Lisbon’s been making headlines recently as one of ‘coolest’ capitals in Europe. This ancient city is increasingly attracting a young crowd, with more and more co-working spaces for digital nomads, start-up accelerators and more opening their doors by the month. And the pull is easy to see, with a low cost of living, beautiful historic architecture, the sea and river at hand, and, of course, that laid-back quality of life the Portuguese are known for. So, where are the best places to buy a home in Lisbon?
The Alfama is one of the oldest districts of Lisbon, and its winding, narrow streets are lined with tall apartment buildings and, at ground level, numerous cafés, restaurants and bars where you can hear fado music playing of an evening. The tall buildings provide shade from the sun, and top-floor apartments often have magnificent views down to the water. Homes here are generally classic apartments, with high ceilings and tall windows. Renovation opportunities abound, although do consider that not all streets are accessible by car.

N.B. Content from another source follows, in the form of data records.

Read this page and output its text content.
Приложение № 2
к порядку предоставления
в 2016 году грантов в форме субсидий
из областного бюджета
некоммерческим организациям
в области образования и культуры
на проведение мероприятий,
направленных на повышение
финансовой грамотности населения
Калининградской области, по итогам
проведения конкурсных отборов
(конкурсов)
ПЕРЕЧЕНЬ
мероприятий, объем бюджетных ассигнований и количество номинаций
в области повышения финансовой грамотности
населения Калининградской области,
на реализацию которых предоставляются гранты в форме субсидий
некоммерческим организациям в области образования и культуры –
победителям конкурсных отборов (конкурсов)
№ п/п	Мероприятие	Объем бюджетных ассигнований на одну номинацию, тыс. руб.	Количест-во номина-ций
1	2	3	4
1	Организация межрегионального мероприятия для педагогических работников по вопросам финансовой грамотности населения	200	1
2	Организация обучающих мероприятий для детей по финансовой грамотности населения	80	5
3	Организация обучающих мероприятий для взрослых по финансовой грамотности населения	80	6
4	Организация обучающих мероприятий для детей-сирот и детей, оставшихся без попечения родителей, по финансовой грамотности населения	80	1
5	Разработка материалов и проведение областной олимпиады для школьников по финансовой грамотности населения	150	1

The lower town, as its name refers to, is popular among a generally younger crowd, as a centre of the ‘happening’ side of Lisbon. Most homes here, as in Alfama, are apartments, many relatively small. It’s the home of Lisbon’s famous Praça do Comércio, with its ceremonial arch. It’s not necessarily a cheap area to live, although you can find more affordable places and shops in backstreets. Although there is a lot of nightlife, it’s generally quite sedate (clubbing and the like is confined to Bairro Alto.
Campo de Ourique
Campo de Ourique, in the west, is a popular choice for families. It’s a short commute from the centre, has a good local school (EB-2/3 Manuel da Maia) and spacious properties. Most are late or mid-20th century apartments, with some very attractive Art Nouveau blocks. The district is eminently walkable, and is even flat (surprisingly for Lisbon!). The main park, Jardim da Parada, is a popular place to relax of a sunny afternoon.
Santos and Lapa
Santos is often nicknamed Lisbon’s ‘design district’, with a lot of galleries and museums. Old townhouses sit side-by-side modern apartments, and prices are showing strong growth. Next-door Lapa is quite upmarket, as the home of many embassies and other diplomatic missions. There are a number of ‘palaces’ (large townhouses) here, many with beautiful old architecture and interior features like azulejos. Tram 28 is the only option for public transport, so you’ll likely need your own car.
A historic area once considered outside of Lisbon, and home to the iconic Jerónimos Monastery, this is a chic and high-end district. Residents can enjoy being within walking distance of much of the city’s main attractions. The riverfront along the Tagus is a popular spot for runners to exercise on. Property here is generally apartments, many in historic buildings with high ceilings and other period features. Further up the hill towards Restelo, homes become more expensive. Cheaper property is to be found closer to Ajuda. There is no metro access, but plenty of buses and trams.